Les adultes ne s'éloignent généralement pas de leur ruisseau, où les mâles affirment un comportement territorial très combatif, sauf que...
Sauf que le mâle ci-dessous était dans mon bosquet!
Preuve donc que la présence d'un adulte en une station ne veut absolument pas dire qu'il y a peuplement de ladite station.
Ainsi, je peux voir des C. virgo voleter sur un étang, et en déduire, faussement, que ceux-ci le peuplent...
En fait, l'étang ne renferme aucune larve, elles vivent dans un ruisseau plus loin.
Pourquoi ce baratin?
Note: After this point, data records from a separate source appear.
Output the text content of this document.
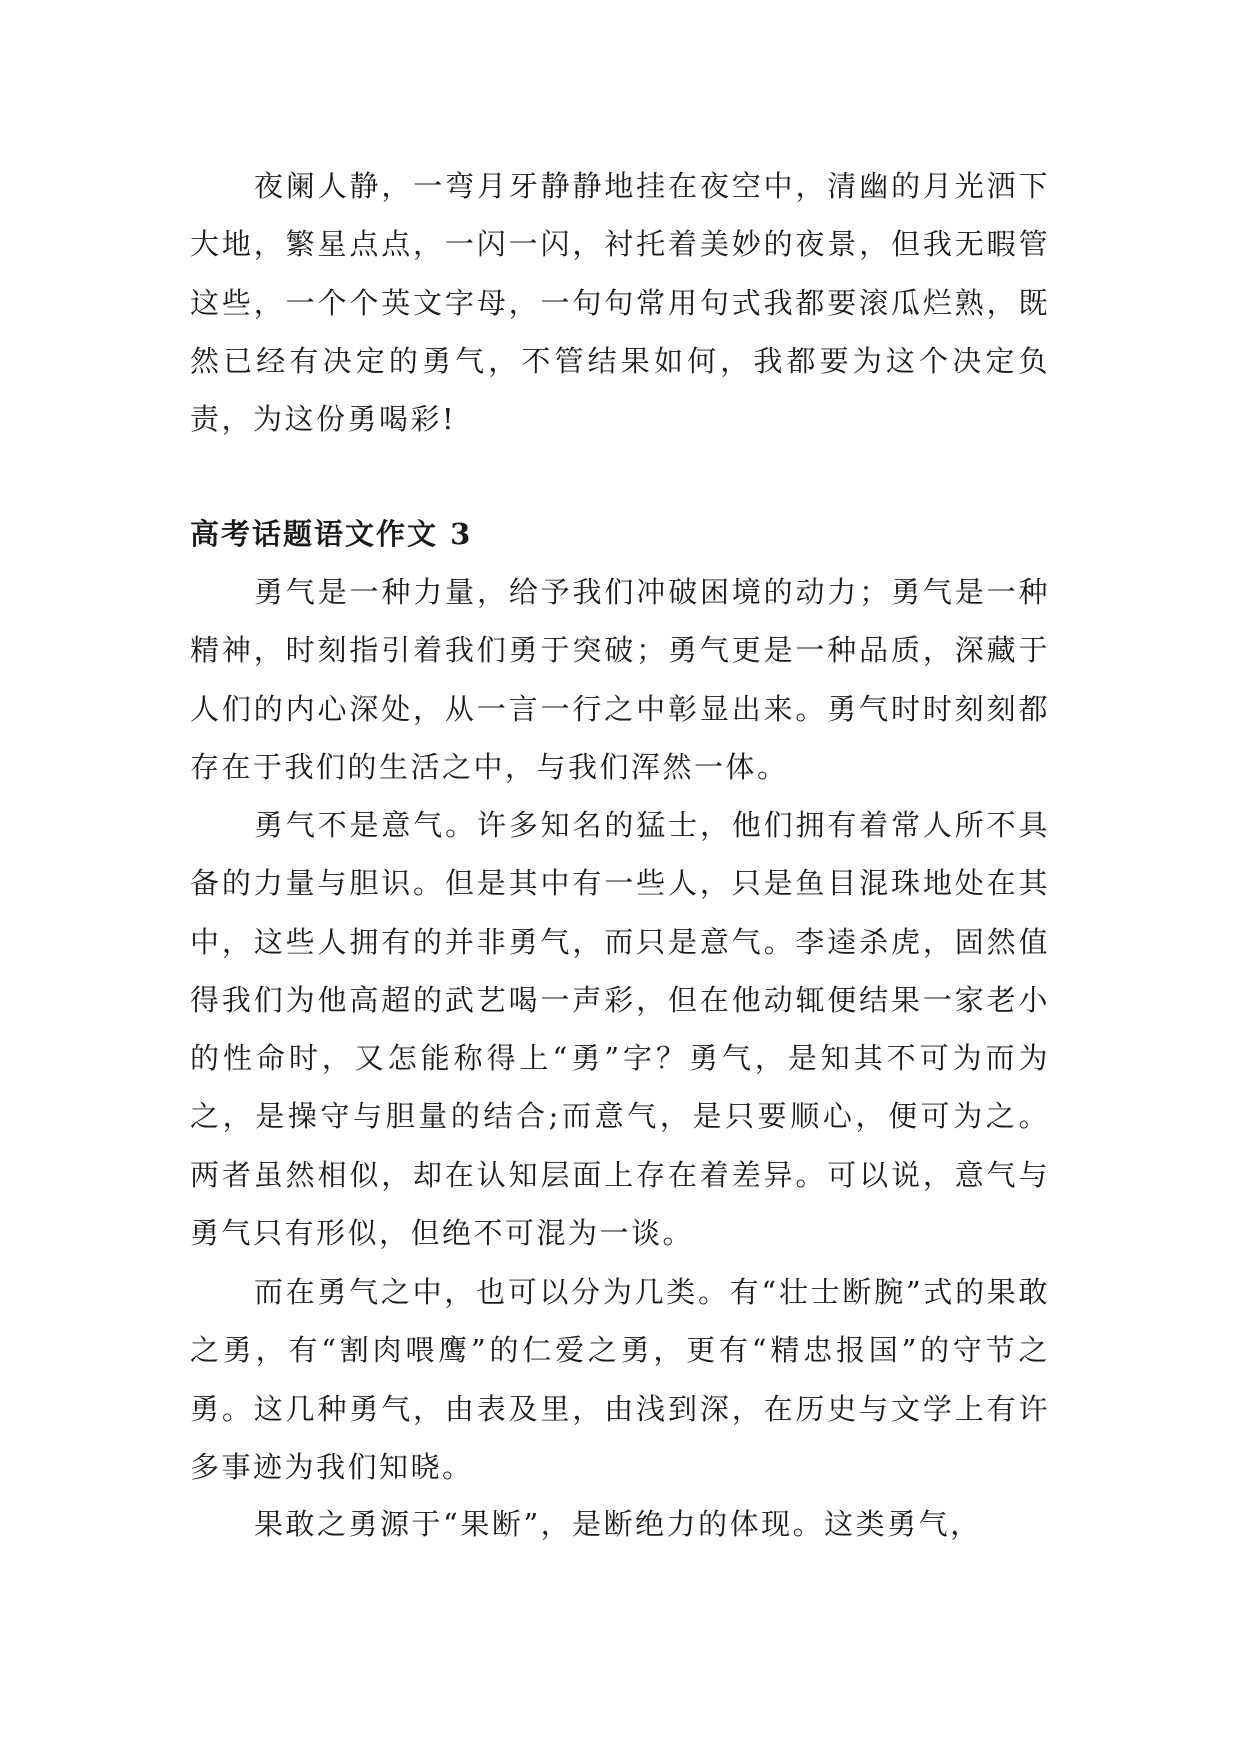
夜阑人静，一弯月牙静静地挂在夜空中，清幽的月光洒下大地，繁星点点，一闪一闪，衬托着美妙的夜景，但我无暇管这些，一个个英文字母，一句句常用句式我都要滚瓜烂熟，既然已经有决定的勇气，不管结果如何，我都要为这个决定负责，为这份勇喝彩!

高考话题语文作文 3

勇气是一种力量，给予我们冲破困境的动力；勇气是一种精神，时刻指引着我们勇于突破；勇气更是一种品质，深藏于人们的内心深处，从一言一行之中彰显出来。勇气时时刻刻都存在于我们的生活之中，与我们浑然一体。

勇气不是意气。许多知名的猛士，他们拥有着常人所不具备的力量与胆识。但是其中有一些人，只是鱼目混珠地处在其中，这些人拥有的并非勇气，而只是意气。李逵杀虎，固然值得我们为他高超的武艺喝一声彩，但在他动辄便结果一家老小的性命时，又怎能称得上“勇”字？勇气，是知其不可为而为之，是操守与胆量的结合;而意气，是只要顺心，便可为之。两者虽然相似，却在认知层面上存在着差异。可以说，意气与勇气只有形似，但绝不可混为一谈。

而在勇气之中，也可以分为几类。有“壮士断腕”式的果敢之勇，有“割肉喂鹰”的仁爱之勇，更有“精忠报国”的守节之勇。这几种勇气，由表及里，由浅到深，在历史与文学上有许多事迹为我们知晓。

果敢之勇源于“果断”，是断绝力的体现。这类勇气，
Simplement parce que j'ai lu, sous mes yeux horrifiés, des articles prônant la prise en compte des libellules adultes dans l'évaluation qualitative d'un milieu!!!
Déjà que de très sérieux doutes pèsent sur la fonction de bio-indicateurs de ce groupe d'insectes (je peux développer si besoin), à l'état larvaire, mais quant à utiliser les adultes...
Si l'on veut réellement inventorier la faune d'une pièce d'eau, ou bien d'un cours d'eau, la seule et unique solution est d'y rechercher les insectes à l'état larvaire (premiers états), à la limite pour les odonates, les exuvies.
Le reste est billevesées.
Idem pour les autres insectes aquatiques d'ailleurs.
Alors oui, se pose le problème de la détermination: c'est plus facile de donner un petit nom à un bidule qui vole, coloré et tout et tout, qu'à une larve, pas très affriolante, qui nécessite une bonne bino. (parfois un microscope pour certains groupes complexes), de bons outils (clés à jour...) et une habitude certaine des groupes concernés.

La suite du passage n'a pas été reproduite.